Examples of businesses that are suffering include Singapore Airlines Limited (SGX: C6L), Singapore Press Holdings Limited (SGX: T39) and Haw Par Corporation Ltd (SGX: H02).
The pandemic has decimated air travel, reduced spending on advertisements and disrupted the supply chains for the distribution of healthcare products.
On the other side, the crop of businesses that have done well includes glove manufacturer Riverstone Holdings Ltd (SGX: AP4), grocery retailer Sheng Siong Holdings Ltd (SGX: OV8) and test and handling solutions specialist AEM Holdings Ltd (SGX: AWX).
By owning a wide range of businesses, you increase the chances of including a resilient or thriving company within your portfolio that offsets the adverse impact of those that are not performing well.
Diversification is not just about reducing your risks, but it is also a way to capture opportunities.
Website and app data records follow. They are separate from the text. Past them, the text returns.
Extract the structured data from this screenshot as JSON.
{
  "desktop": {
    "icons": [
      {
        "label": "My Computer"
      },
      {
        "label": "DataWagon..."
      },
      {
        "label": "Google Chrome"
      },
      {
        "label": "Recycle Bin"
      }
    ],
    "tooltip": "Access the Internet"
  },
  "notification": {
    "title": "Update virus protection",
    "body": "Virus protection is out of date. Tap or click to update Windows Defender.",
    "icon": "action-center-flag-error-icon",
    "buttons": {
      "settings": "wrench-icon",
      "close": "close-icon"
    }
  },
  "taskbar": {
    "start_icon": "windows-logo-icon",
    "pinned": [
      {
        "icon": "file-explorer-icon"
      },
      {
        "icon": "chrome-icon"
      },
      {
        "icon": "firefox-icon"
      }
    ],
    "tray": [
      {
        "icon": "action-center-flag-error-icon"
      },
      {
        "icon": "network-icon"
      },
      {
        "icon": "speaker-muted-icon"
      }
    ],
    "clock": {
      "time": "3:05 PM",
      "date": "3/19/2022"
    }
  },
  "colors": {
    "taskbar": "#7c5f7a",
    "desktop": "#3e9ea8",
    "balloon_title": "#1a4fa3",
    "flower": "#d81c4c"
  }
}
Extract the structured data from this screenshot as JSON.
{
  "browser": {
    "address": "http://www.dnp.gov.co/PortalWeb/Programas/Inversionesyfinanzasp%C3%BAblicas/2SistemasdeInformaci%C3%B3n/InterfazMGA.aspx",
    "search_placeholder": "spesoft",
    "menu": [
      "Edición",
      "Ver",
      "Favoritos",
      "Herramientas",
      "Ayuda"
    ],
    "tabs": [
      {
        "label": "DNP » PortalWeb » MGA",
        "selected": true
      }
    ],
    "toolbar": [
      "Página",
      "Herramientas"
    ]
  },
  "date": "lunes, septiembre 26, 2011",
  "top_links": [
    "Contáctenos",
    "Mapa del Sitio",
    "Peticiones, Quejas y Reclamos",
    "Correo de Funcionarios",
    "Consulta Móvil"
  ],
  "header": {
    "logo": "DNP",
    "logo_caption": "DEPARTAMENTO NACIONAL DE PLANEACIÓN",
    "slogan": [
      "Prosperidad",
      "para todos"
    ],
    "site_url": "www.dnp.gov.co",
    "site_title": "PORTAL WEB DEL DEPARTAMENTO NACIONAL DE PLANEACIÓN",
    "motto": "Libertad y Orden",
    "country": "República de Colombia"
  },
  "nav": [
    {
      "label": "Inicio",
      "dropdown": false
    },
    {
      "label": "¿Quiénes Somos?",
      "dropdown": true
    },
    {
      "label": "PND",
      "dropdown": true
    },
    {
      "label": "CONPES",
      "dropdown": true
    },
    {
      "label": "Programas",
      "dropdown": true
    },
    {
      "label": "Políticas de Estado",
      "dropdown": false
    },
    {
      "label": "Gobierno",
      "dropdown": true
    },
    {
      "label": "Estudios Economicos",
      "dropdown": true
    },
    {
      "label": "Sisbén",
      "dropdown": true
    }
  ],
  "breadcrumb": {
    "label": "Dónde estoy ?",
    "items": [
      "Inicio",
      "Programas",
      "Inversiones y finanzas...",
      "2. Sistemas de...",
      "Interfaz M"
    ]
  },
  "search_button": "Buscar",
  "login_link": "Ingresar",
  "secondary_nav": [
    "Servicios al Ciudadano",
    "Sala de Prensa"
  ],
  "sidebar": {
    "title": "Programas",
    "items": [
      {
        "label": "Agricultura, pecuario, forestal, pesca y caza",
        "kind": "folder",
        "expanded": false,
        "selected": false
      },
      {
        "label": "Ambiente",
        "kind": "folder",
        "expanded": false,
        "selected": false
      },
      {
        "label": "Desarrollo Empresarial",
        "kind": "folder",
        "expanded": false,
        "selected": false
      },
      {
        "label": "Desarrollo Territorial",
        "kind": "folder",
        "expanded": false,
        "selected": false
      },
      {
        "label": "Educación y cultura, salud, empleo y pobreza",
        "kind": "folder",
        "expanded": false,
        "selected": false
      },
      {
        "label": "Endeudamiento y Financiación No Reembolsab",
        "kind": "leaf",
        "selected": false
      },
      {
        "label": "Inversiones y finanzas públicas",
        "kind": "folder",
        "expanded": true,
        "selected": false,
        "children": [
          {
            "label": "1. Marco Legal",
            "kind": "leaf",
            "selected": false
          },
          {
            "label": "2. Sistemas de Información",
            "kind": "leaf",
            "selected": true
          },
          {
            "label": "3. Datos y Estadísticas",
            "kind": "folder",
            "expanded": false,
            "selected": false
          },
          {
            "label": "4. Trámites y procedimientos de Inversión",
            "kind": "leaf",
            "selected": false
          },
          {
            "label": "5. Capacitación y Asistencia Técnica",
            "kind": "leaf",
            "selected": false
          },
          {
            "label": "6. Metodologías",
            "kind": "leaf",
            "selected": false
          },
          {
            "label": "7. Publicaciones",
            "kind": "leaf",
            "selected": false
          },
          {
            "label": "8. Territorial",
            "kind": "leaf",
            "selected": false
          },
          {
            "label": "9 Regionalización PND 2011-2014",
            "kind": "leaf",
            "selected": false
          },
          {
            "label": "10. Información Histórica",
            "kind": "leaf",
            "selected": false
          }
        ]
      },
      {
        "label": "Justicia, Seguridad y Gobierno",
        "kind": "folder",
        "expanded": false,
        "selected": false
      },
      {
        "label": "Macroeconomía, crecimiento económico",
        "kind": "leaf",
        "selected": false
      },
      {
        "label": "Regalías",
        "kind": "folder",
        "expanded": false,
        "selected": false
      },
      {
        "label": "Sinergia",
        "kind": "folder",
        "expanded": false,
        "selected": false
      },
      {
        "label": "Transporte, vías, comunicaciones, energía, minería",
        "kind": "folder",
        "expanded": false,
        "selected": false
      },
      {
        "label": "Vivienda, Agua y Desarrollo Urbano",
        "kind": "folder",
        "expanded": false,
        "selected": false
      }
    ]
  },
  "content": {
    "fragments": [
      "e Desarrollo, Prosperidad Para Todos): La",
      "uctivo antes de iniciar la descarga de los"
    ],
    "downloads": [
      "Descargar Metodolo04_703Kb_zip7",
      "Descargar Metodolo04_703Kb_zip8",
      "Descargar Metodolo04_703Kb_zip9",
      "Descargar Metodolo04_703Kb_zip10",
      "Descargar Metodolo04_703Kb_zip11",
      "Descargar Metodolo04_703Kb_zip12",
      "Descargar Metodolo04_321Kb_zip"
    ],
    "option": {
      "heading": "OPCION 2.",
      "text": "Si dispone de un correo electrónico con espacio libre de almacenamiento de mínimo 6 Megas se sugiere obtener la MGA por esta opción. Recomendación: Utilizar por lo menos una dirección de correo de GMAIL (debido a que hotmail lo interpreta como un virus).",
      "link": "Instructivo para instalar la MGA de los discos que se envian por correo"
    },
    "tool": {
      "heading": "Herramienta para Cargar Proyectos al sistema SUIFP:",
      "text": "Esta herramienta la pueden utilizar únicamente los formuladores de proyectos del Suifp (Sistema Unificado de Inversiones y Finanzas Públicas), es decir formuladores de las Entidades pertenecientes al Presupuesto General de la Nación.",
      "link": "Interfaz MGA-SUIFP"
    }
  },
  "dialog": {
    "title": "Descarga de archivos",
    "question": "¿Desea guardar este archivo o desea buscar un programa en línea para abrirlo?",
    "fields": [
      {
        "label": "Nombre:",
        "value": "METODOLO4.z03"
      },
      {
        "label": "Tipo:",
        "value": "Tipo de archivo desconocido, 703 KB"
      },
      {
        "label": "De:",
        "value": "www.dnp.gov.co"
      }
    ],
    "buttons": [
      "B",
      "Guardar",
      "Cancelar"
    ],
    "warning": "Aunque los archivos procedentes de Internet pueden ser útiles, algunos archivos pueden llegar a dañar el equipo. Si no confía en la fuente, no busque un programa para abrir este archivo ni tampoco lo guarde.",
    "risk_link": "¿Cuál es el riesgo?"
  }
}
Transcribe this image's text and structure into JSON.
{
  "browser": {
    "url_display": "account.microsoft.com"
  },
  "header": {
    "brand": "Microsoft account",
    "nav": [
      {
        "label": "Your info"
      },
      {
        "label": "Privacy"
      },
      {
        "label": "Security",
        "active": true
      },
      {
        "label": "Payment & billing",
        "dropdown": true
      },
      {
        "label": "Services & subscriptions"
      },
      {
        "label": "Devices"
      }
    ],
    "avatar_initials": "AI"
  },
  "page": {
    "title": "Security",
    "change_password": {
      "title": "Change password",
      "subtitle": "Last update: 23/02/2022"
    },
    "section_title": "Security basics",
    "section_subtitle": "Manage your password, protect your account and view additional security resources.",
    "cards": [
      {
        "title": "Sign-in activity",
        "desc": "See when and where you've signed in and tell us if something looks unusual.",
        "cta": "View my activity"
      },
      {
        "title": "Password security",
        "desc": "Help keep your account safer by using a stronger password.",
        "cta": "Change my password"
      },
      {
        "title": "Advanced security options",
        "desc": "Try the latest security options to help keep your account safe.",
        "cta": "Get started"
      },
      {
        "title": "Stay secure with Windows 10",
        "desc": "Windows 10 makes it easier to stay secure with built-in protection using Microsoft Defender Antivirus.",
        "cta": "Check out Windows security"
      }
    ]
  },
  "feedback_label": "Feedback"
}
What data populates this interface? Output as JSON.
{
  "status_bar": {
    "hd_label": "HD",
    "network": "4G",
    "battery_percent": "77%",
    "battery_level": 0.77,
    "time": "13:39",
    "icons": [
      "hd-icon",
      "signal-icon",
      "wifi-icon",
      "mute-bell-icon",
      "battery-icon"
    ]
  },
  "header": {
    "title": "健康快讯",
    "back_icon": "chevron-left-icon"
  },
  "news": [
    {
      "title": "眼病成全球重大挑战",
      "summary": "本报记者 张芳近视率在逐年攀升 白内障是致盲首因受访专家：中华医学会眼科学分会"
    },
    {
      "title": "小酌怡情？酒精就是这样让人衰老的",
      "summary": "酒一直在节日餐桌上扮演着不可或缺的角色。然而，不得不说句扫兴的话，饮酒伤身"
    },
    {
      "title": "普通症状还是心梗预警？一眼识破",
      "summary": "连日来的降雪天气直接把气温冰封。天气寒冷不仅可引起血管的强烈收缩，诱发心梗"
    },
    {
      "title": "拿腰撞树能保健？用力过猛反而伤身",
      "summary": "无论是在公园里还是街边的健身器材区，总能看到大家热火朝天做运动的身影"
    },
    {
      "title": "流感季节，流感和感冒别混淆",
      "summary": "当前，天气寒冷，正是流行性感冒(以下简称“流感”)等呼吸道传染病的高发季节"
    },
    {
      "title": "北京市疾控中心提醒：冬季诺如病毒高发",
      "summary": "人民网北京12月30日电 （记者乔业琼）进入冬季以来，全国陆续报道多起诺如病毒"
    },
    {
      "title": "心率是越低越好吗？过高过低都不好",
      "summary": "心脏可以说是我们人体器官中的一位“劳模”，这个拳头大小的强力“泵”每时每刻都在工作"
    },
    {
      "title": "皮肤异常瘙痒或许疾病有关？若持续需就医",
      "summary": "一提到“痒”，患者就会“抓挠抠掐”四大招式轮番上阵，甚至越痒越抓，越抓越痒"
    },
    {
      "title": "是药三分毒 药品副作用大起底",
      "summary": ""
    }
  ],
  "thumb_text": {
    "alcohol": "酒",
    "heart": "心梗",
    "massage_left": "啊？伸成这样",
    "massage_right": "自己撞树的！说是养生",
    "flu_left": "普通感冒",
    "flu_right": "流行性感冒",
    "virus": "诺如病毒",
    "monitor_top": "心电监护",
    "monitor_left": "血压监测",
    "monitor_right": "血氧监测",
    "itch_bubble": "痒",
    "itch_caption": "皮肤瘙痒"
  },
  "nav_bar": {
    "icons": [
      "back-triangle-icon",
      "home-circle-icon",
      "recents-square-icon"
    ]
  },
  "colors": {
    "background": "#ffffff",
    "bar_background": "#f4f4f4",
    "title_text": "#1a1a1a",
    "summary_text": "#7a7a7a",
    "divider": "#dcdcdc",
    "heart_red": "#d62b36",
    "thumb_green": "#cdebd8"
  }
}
The pandemic has accelerated the shift towards digitalisation, leading to a boom to a whole host of businesses in the space.
Companies with a strong online presence have also remained relatively unscathed.
Social media company Facebook (NASDAQ: FB) has continued to chalk up higher revenue and profits, all the while enjoying a boost in daily and monthly average users.
Rural lifestyle retailer Tractor Supply Company (NASDAQ: TSCO) just reported record third-quarter results with sales up 31.4% year on year. Net profit soared 56.1% year on year as more people focused on farming and gardening during the pandemic.
Meanwhile, Nike (NYSE: NKE), the sporting footwear and apparel giant, has leveraged on its digital presence to increase its digital sales by 82% year on year for its fiscal 2021 first quarter. Net income for the quarter rose 11% year on year.
And let’s not forget cloud-based companies such as Salesforce.com (NYSE: CRM). The customer relationship management software-as-a-service (SaaS) provider enjoyed a record-breaking quarter with its second-quarter revenue up 29% year on year.
Finally, diversification allows you to balance your investment objectives by giving you opportunities to invest in companies that fulfil different criteria.
Having spoken to a wide variety of investors over the years, I realised that most of them want to enjoy a combination of steady growth and passive income from their investments.
This combination of growth and dividends can be attained by owning stocks that offer different value propositions.
You can choose to buy newly-listed, loss-making companies such as Snowflake (NYSE: SNOW) and Asana (NYSE: ASAN) to capture the latest hot trend for cloud companies.
By sizing these positions smaller, you limit the amount you may lose and thus reduce overall portfolio risk accordingly.
These more speculative positions can be balanced by steady and consistent dividend payers such as Singapore Exchange Limited (SGX: S68) or REITs such as Mapletree Industrial Trust (SGX: N2IU).
The point here is to partake in the rewards that both categories of businesses provide through diversification, all the while controlling the risks through prudent position sizing.
Being diversified is just one part of the equation, though.
At The Smart Investor, we believe in investing for the long-term and letting our winners compound.
Diversification will allow you to own a wide range of businesses, not all of which are going to perform well.
Business conditions, randomness and occasional bad luck may result in some investments turning sour.
However, the long-term winners should more than make up for the duds and allow you to significantly grow your wealth over years.
All it takes is discipline and patience to stay the course and not falter.
Not even when a pandemic hits our shores.